Describe the problem you faced How can we change the location of a hudi table to new location. I've customer table that is saved at s3://aws-amazon-com/Customer/ which I want to change to s3://aws-amazon-com/CustomerUpdated/ . I'm working on Glue 4
Using these jars: hudi-spark3-bundle_2.12-0.12.1.jar calcite-core-1.16.0.jar libfb303-0.9.3.jar
val partitionColumnName: String = "year"
val hudiTableName: String = "Customer"
val preCombineKey: String = "id"
val recordKey = "id"
val tablePath = "s3://aws-amazon-com/Customer/"

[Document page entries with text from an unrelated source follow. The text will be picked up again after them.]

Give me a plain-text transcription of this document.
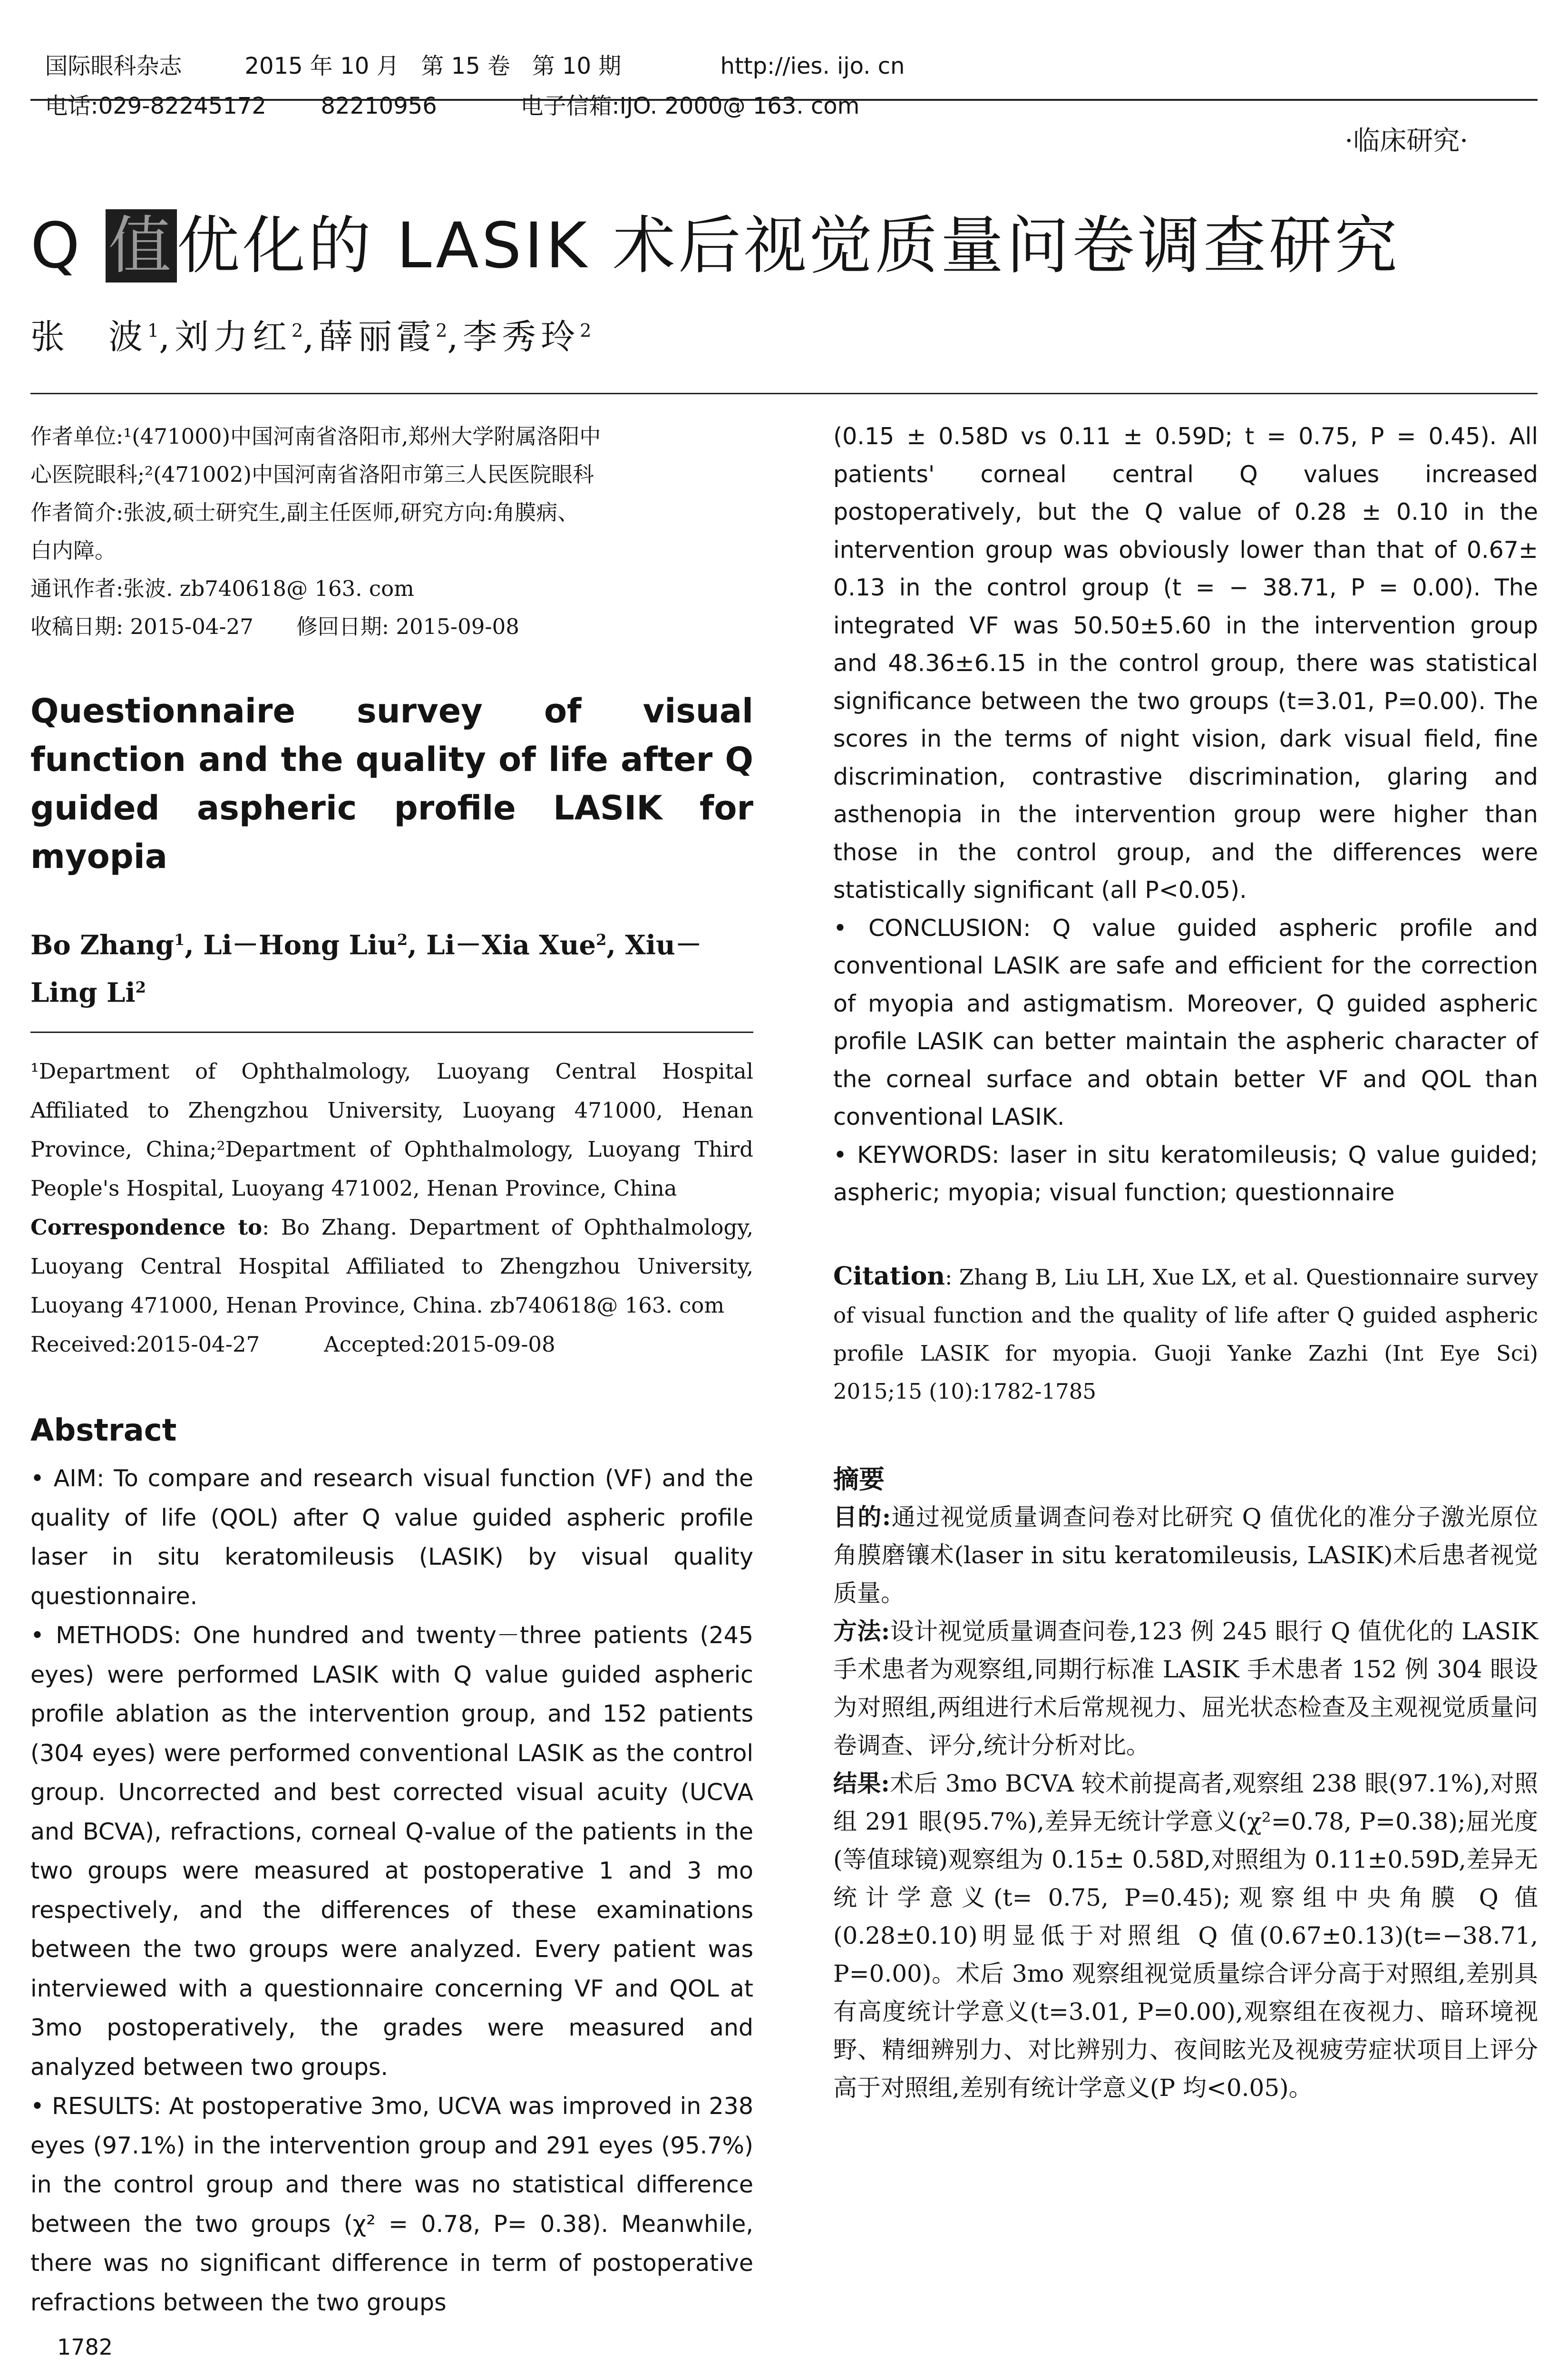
国际眼科杂志	2015 年 10 月   第 15 卷   第 10 期	http://ies. ijo. cn

电话:029-82245172 82210956	电子信箱:IJO. 2000@ 163. com

·临床研究·
Q 值优化的 LASIK 术后视觉质量问卷调查研究
张　波$^1$,刘力红$^2$,薛丽霞$^2$,李秀玲$^2$

作者单位:¹(471000)中国河南省洛阳市,郑州大学附属洛阳中

心医院眼科;²(471002)中国河南省洛阳市第三人民医院眼科

作者简介:张波,硕士研究生,副主任医师,研究方向:角膜病、

白内障。

通讯作者:张波. zb740618@ 163. com

收稿日期: 2015-04-27　　修回日期: 2015-09-08

Questionnaire survey of visual function and the quality of life after Q guided aspheric profile LASIK for myopia
Bo Zhang$^1$, Li－Hong Liu$^2$, Li－Xia Xue$^2$, Xiu－Ling Li$^2$

¹Department of Ophthalmology, Luoyang Central Hospital Affiliated to Zhengzhou University, Luoyang 471000, Henan Province, China;²Department of Ophthalmology, Luoyang Third People's Hospital, Luoyang 471002, Henan Province, China

Correspondence to: Bo Zhang. Department of Ophthalmology, Luoyang Central Hospital Affiliated to Zhengzhou University, Luoyang 471000, Henan Province, China. zb740618@ 163. com

Received:2015-04-27　　　Accepted:2015-09-08

Abstract

• AIM: To compare and research visual function (VF) and the quality of life (QOL) after Q value guided aspheric profile laser in situ keratomileusis (LASIK) by visual quality questionnaire.

• METHODS: One hundred and twenty－three patients (245 eyes) were performed LASIK with Q value guided aspheric profile ablation as the intervention group, and 152 patients (304 eyes) were performed conventional LASIK as the control group. Uncorrected and best corrected visual acuity (UCVA and BCVA), refractions, corneal Q-value of the patients in the two groups were measured at postoperative 1 and 3 mo respectively, and the differences of these examinations between the two groups were analyzed. Every patient was interviewed with a questionnaire concerning VF and QOL at 3mo postoperatively, the grades were measured and analyzed between two groups.

• RESULTS: At postoperative 3mo, UCVA was improved in 238 eyes (97.1%) in the intervention group and 291 eyes (95.7%) in the control group and there was no statistical difference between the two groups (χ² = 0.78, P= 0.38). Meanwhile, there was no significant difference in term of postoperative refractions between the two groups

(0.15 ± 0.58D vs 0.11 ± 0.59D; t = 0.75, P = 0.45). All patients' corneal central Q values increased postoperatively, but the Q value of 0.28 ± 0.10 in the intervention group was obviously lower than that of 0.67± 0.13 in the control group (t = − 38.71, P = 0.00). The integrated VF was 50.50±5.60 in the intervention group and 48.36±6.15 in the control group, there was statistical significance between the two groups (t=3.01, P=0.00). The scores in the terms of night vision, dark visual field, fine discrimination, contrastive discrimination, glaring and asthenopia in the intervention group were higher than those in the control group, and the differences were statistically significant (all P<0.05).

• CONCLUSION: Q value guided aspheric profile and conventional LASIK are safe and efficient for the correction of myopia and astigmatism. Moreover, Q guided aspheric profile LASIK can better maintain the aspheric character of the corneal surface and obtain better VF and QOL than conventional LASIK.

• KEYWORDS: laser in situ keratomileusis; Q value guided; aspheric; myopia; visual function; questionnaire

Citation: Zhang B, Liu LH, Xue LX, et al. Questionnaire survey of visual function and the quality of life after Q guided aspheric profile LASIK for myopia. Guoji Yanke Zazhi (Int Eye Sci) 2015;15 (10):1782-1785
摘要

目的:通过视觉质量调查问卷对比研究 Q 值优化的准分子激光原位角膜磨镶术(laser in situ keratomileusis, LASIK)术后患者视觉质量。

方法:设计视觉质量调查问卷,123 例 245 眼行 Q 值优化的 LASIK 手术患者为观察组,同期行标准 LASIK 手术患者 152 例 304 眼设为对照组,两组进行术后常规视力、屈光状态检查及主观视觉质量问卷调查、评分,统计分析对比。

结果:术后 3mo BCVA 较术前提高者,观察组 238 眼(97.1%),对照组 291 眼(95.7%),差异无统计学意义(χ²=0.78, P=0.38);屈光度(等值球镜)观察组为 0.15± 0.58D,对照组为 0.11±0.59D,差异无统计学意义(t= 0.75, P=0.45);观察组中央角膜 Q 值(0.28±0.10)明显低于对照组 Q 值(0.67±0.13)(t=−38.71, P=0.00)。术后 3mo 观察组视觉质量综合评分高于对照组,差别具有高度统计学意义(t=3.01, P=0.00),观察组在夜视力、暗环境视野、精细辨别力、对比辨别力、夜间眩光及视疲劳症状项目上评分高于对照组,差别有统计学意义(P 均<0.05)。

1782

val databaseName="consumer_bureau"
val hudiCommonOptions: Map[String, String] = Map(
"hoodie.table.name" -> hudiTableName,
"hoodie.datasource.write.keygenerator.class" -> "org.apache.hudi.keygen.ComplexKeyGenerator",
"hoodie.datasource.write.precombine.field" -> preCombineKey,
"hoodie.datasource.write.recordkey.field" -> recordKey,
"hoodie.datasource.write.operation" -> "bulk_insert",
//"hoodie.datasource.write.operation" -> "upsert",
"hoodie.datasource.write.row.writer.enable" -> "true",
"hoodie.datasource.write.reconcile.schema" -> "true",
"hoodie.datasource.write.partitionpath.field" -> partitionColumnName,
"hoodie.datasource.write.hive_style_partitioning" -> "true",
// "hoodie.bulkinsert.shuffle.parallelism" -> "2000",
// "hoodie.upsert.shuffle.parallelism" -> "400",
"hoodie.datasource.hive_sync.enable" -> "true",
"hoodie.datasource.hive_sync.table" -> hudiTableName,
"hoodie.datasource.hive_sync.database" -> databaseName,
"hoodie.datasource.hive_sync.partition_fields" -> partitionColumnName,
"hoodie.datasource.hive_sync.partition_extractor_class" -> "org.apache.hudi.hive.MultiPartKeysValueExtractor",
"hoodie.datasource.hive_sync.use_jdbc" -> "false",
"hoodie.combine.before.upsert" -> "true",
"hoodie.index.type" -> "BLOOM",
"spark.hadoop.parquet.avro.write-old-list-structure" -> "false",
DataSourceWriteOptions.TABLE_TYPE.key() -> "COPY_ON_WRITE"
)
val df=Seq((1,"Mark",1990),(2,"Martin",2009)).toDF("id","name","year")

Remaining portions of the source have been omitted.